Pros: Some shady sites. Several spaces aligned to the southern border of the park, where there are tall trees, give shade from the afternoon sun.
Pros: Decent walking trails. These are all paved trails, but give you a pleasant walk through the area. Some of the native trees along the walk have small signs telling you what variety they are.
Cons: The campground doesn’t feel like a campground. It feels more like a golf-course due to so much lawn.
Cons: The water sprinklers come on every day during the summer because the temperatures can get up to 100 degrees F. As a result, the water sprays across your RV and tow vehicle, and even sprays into your camp.
Cons: Lots of bugs here. They’re mostly gnats and houseflies. But we also encountered very tiny ants crawling through our trailer. It seems these ants have learned to invade motorhomes and trailers. You had better bring something to keep them away.

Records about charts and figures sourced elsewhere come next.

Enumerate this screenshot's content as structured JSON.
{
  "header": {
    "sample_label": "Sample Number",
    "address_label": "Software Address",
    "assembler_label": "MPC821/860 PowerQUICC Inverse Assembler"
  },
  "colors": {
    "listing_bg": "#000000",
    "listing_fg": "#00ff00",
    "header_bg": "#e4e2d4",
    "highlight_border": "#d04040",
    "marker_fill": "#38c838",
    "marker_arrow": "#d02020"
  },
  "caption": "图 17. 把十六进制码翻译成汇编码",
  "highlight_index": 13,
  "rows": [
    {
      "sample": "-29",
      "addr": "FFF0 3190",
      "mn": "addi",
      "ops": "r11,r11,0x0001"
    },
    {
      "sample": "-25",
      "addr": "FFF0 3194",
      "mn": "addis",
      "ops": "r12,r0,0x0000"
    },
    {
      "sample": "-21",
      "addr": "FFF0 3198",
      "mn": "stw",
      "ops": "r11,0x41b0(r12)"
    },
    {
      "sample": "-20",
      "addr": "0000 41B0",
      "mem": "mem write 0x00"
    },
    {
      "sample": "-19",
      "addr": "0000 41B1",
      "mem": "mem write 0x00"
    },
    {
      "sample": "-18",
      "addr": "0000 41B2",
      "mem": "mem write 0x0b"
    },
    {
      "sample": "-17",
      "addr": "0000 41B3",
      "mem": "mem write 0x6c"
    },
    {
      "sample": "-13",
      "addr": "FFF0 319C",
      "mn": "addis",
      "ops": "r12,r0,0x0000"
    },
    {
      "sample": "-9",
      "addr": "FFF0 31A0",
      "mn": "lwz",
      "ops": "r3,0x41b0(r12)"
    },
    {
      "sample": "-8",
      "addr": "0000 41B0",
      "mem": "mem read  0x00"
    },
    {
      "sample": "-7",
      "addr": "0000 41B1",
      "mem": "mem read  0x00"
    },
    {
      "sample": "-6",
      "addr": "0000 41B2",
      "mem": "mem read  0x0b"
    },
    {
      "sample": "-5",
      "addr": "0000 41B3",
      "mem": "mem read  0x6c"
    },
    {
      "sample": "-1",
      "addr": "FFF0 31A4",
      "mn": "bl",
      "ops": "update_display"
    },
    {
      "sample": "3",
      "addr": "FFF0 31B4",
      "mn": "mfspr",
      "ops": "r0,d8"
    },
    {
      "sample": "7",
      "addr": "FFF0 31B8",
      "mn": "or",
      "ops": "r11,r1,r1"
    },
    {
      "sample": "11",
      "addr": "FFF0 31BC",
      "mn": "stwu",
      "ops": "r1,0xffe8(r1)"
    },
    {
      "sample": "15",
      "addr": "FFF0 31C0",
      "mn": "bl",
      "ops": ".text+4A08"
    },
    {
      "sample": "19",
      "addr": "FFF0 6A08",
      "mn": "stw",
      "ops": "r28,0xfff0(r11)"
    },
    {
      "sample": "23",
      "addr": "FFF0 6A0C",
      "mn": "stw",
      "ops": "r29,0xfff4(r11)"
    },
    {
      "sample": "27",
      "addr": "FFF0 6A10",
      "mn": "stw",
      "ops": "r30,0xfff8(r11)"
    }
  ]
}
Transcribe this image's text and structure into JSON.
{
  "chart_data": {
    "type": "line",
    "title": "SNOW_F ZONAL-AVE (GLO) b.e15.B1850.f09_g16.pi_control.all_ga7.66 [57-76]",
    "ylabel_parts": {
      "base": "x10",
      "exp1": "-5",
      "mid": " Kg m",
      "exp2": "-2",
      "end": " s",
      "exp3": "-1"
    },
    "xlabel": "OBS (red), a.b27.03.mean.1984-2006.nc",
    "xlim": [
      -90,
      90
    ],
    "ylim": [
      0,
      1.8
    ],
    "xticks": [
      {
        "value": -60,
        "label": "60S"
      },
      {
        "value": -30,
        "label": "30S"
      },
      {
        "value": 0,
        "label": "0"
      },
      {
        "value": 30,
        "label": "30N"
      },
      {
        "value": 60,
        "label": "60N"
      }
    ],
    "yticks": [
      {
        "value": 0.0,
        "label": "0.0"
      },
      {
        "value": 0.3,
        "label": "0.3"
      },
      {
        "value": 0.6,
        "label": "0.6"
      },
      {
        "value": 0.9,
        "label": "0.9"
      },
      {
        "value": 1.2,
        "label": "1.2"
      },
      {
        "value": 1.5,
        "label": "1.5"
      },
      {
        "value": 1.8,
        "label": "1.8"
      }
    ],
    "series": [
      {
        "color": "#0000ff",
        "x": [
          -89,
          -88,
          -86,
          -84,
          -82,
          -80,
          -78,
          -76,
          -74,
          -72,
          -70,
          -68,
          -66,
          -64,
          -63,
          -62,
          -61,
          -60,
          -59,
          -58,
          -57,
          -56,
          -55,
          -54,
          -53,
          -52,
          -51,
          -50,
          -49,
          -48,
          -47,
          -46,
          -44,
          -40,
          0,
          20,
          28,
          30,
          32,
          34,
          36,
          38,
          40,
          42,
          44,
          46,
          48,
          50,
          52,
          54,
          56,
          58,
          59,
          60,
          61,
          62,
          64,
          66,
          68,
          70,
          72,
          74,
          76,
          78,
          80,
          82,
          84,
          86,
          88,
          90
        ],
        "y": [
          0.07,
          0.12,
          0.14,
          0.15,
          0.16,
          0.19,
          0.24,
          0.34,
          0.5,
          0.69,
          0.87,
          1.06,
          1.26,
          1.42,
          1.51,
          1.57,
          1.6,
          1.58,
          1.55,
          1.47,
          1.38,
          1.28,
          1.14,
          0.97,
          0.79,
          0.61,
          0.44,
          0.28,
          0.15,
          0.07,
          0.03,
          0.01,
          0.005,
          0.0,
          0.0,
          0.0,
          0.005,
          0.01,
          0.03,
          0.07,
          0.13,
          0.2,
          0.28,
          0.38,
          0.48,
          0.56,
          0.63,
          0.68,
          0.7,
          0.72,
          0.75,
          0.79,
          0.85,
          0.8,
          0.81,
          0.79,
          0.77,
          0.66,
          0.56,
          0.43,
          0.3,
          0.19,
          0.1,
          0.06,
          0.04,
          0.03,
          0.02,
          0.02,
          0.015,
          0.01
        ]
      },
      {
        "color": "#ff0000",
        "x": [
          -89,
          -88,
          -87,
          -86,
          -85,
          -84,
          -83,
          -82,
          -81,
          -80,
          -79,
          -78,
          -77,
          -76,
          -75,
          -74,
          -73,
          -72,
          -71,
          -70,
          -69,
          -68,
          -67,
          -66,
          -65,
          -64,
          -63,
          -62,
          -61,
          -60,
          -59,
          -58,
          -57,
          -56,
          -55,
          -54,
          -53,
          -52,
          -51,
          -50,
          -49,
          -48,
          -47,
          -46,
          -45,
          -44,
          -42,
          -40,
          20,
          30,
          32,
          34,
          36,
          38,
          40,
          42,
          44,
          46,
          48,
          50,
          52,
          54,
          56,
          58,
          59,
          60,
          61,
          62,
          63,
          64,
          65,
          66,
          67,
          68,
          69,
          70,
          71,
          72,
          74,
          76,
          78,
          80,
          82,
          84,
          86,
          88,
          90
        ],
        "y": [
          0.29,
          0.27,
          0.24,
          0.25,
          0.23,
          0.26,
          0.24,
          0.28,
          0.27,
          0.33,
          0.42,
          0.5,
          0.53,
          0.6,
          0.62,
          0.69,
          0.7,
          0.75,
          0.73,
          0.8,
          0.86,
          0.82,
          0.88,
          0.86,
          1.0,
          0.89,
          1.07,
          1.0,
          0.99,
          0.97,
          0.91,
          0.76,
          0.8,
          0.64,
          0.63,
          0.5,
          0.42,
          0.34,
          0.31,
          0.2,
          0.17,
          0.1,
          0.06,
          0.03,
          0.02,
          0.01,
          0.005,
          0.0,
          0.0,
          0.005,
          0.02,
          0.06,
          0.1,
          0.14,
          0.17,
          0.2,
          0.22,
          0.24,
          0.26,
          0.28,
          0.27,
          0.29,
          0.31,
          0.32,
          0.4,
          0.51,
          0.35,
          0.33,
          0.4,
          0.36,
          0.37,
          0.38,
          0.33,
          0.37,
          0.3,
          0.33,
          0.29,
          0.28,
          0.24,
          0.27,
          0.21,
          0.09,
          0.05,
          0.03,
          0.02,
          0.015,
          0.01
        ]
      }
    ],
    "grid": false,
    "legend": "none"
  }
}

Cons: Verizon 4G data does not come in here. You may still get voice and texting, but you will not get online here. Even our WeBoost wouldn’t do any better.
Cons: The driveway through the campground is very narrow. It could make backing a trailer into a site very difficult if there happens to be several RVs already camped nearby.
Cons: The campsites are just barely long enough to fit our 28 foot (33 feet if you count the tongue) plus our pickup truck. They’re definitely long enough for motorhomes, but trucks with trailers longer than ours will struggle to back in, and fit into a space.
Cons: Some of the electrical pedestals don’t work. At first we pulled into site #15, and found that the 50 amp was faulty (only one of the two poles worked). We moved to #14. I read other reviews saying they had electrical problems at other sites. In fact, the campground itself posts a sign up front that they do not give out refunds if your campsites is not functional.
Is it Worth Camping Here?
At $25.00 a night, it’s on the steeper end of publicly-owned campgrounds. When you add the fact that you cannot get Verizon 4G data, and that there’s an ant-invasion problem, and that some of the sites have electrical problems, it seems the County of Benton is putting much resources into taking care of this campground. The fact that the water sprinklers get your RV and campsite wet everyday is a deal breaker.
Sash and I won’t be camping here again for the reasons mentioned above.
If you do plan to camp here, make sure your payment is in the kiosk before 8:00am of the next morning, because the park ranger will definitely knock on your door.